Hiçbir zaman mutlu olamayan taraftardır. Takımını eleştirmeyi çok sever. Her daim kendisini mutsuz hissettirecek şeyler arayıp bulur. En mükemmelini arzular. 6 gol atılsa neden 7 olmadı, 7 gol atılsa neden 8 olmadı, 8 gol atılsa neden x,y,z oynamadı diye şikayet etmeye başlamaya hazırdır. Dünyanın en çilekeş taraftarı olmasının bedelidir bunlar.

(bkz: Muz orta)

Çoğu zaman bu yukarıdaki tanımlar beni ifade eder. Başka takımlarda normal bulabildiğim durumlar, Fenerbahçe armalı isimler için yetersiz gelir bana.

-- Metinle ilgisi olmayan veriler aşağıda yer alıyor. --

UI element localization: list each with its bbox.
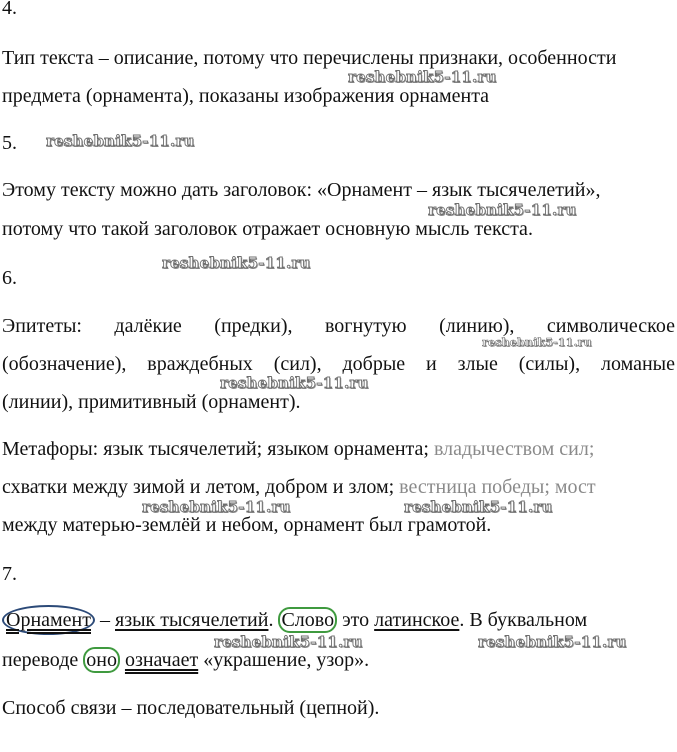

Her daim daha fazlasını isterim günlük hayatımda da ama söz konusu Fenerbahçe olduğunda limitsiz bir arzu ve beklenti içerisine giriyorum. Çünkü bu kulübün yapabileceklerinin bir sınırını olmamalı. Kulübün vizyonu hep daha fazlasını istemek olmalı. Bunu en altyaş grubu çocuklara bile aşılamak gerekir. Bunu baskı unsuru olarak değil bir model olarak anlatmak gerek elbette.

Bu sebeblerden ötürü Fenerbahçe taraftarı geçmişten günümüze bir vizyon çizmiştir, güzel oyun, harika oyun, müthiş oyun... Kupalar kupalar kupalar... Uzun bir bekleyiş var, uzun yıllardır süren sabır var onun yarattığı sabırsızlık da var. Tez canlılık ve hemen olsun yaklaşımı en küçük bireye kadar inmiş vaziyette...

Sakin kalmak zorundayız. Bu takım puan da kaybedecek yenilecek de ancak sakin kalmalıyız. Lig Mart ayında bitmeyecek. Buna bilerek hareket etmek gerek.